As a homeowner or a real estate investor, you may be required to pay capital gains tax after selling your property. While paying taxes is a responsible thing to do, sometimes it may not work in your favor.

Avoid Capital Gains Tax, 4 Tips to Avoid Capital Gains Tax When Selling a House, Days of a Domestic Dad

Avoid Capital Gains Tax

However, there are instances where capitals gains when selling a house may not affect you, and you can use some legal strategies to avoid capital gains.

1031 Exchanges

1031 exchange is a popular strategy to avoid capital gains taxes on real estate. It allows you to sell a house, use the money to invest in another property, and postpone the taxes until you sell the home. Most importantly, when you sell the new house, you can leverage another 1031 exchange and indefinitely defer capital gains tax until you’re ready to pay.

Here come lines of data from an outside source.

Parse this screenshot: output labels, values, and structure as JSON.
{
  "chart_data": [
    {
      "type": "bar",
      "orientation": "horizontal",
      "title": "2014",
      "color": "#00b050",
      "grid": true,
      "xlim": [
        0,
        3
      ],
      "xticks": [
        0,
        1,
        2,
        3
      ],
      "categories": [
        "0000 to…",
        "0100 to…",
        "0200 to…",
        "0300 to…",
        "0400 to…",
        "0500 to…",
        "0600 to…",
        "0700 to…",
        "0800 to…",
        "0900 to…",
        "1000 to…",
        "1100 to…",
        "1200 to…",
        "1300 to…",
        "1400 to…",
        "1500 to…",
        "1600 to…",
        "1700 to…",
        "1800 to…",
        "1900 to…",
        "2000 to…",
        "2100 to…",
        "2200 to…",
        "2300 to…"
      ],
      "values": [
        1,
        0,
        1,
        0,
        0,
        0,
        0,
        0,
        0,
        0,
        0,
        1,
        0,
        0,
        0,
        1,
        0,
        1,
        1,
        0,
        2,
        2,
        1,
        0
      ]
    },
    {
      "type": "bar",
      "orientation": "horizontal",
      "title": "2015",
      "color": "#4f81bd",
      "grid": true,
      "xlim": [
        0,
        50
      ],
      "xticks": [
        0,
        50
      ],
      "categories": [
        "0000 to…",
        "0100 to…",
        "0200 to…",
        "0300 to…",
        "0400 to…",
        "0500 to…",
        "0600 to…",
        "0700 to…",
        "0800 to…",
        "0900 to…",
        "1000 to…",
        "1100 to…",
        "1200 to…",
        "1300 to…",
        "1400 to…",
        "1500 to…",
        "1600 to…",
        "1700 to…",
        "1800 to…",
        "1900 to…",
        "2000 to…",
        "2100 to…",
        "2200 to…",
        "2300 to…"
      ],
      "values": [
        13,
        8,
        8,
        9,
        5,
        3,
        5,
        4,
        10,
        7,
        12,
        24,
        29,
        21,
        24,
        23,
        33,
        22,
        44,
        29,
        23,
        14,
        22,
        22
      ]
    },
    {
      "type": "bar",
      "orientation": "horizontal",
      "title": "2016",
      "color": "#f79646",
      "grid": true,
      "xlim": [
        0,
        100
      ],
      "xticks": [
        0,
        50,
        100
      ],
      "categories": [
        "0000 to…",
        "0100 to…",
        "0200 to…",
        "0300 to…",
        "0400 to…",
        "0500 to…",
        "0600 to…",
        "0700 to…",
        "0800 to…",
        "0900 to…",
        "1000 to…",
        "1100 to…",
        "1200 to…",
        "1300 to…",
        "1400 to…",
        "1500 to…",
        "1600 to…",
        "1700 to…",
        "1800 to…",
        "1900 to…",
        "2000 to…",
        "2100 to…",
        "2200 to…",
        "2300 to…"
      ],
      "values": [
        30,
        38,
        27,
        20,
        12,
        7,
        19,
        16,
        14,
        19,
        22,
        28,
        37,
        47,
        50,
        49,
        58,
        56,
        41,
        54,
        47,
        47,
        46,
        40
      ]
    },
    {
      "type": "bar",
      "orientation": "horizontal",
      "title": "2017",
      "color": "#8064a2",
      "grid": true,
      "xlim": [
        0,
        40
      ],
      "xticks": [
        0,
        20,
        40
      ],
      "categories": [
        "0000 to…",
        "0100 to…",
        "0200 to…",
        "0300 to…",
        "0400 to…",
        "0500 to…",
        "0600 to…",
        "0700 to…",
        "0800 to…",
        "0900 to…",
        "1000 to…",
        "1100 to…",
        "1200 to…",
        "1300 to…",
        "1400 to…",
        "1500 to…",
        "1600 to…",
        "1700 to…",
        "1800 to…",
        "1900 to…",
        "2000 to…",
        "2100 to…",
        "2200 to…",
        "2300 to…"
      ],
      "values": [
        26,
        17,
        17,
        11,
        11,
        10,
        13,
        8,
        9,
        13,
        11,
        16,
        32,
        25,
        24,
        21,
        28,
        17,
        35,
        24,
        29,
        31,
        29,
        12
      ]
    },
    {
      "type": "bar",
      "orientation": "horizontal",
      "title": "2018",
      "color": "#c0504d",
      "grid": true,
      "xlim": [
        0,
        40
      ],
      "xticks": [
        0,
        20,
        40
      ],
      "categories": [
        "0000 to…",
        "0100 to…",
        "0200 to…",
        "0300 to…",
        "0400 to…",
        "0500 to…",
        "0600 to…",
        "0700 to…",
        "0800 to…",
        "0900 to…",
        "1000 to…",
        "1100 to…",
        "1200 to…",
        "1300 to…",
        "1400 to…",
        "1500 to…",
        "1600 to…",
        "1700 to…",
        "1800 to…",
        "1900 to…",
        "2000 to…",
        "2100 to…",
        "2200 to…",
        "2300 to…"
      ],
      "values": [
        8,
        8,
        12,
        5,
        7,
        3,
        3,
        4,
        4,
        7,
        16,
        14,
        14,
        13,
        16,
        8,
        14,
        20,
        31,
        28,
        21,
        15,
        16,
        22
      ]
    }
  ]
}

However, you need to learn much about the strategy, and you might want to talk to a professional before filing a 1031 exchange.

SDIRAs

While SDIRAs won’t offer any tax relief for real estate investments you already own, it’s possible to avoid future capital gains by ensuring your real estate ownership is within a retirement account.

Most people think of IRA accounts as tools that help you buy mutual funds, stocks, and exchange-traded funds. There are also some special accounts known as SDIRAs that help you invest in other types of assets like real estate.

The good thing about SDIRAs is that real estate assets you hold in the accounts are not subject to capital gains tax. In addition, rental income from your properties is not taxable. Regardless of how much profits your real estate makes, you don’t pay any taxes, but when you withdraw the amounts, the money is taxable.

Tax Loss Harvesting

If you have other investments that haven’t paid off, you can use the loss to offset your capital gains tax. For instance, if you may have acquired some stocks earlier and now they are worth less than what you paid. You can leverage the losing investment and create a capital loss to offset the capital gains when you sell a property.

To illustrate, if you have about $10,000 taxable capital gains from a real estate sale, and you sold your stocks at a $3,000 loss; you can use the loss to reduce the capital gains to $7,000. This method is known as tax-loss harvesting, and it’s an excellent way for investors to reduce capital gains tax.

Primary Residence Exclusions

In most cases, when you sell your primary residence, you don’t have to pay capital gains tax. The primary residence exclusion tax helps you to exclude up to $250,000 or $500,000 for couples.

However, this may not be very helpful if you are a real estate investor. Nevertheless, the IRS defines a primary residence as a house you’ve lived in for the last two years out of five years of ownership. It doesn’t say that you should have lived in the property since you bought it.

You can acquire a property and rent out for a few years, move in for two years before selling to avoid the capital gains tax.

Endnote

Capital gains tax can be quite expensive when you sell a house –more so when the property wasn’t your principal residence. However, you can use the strategies here to avoid the hefty fees.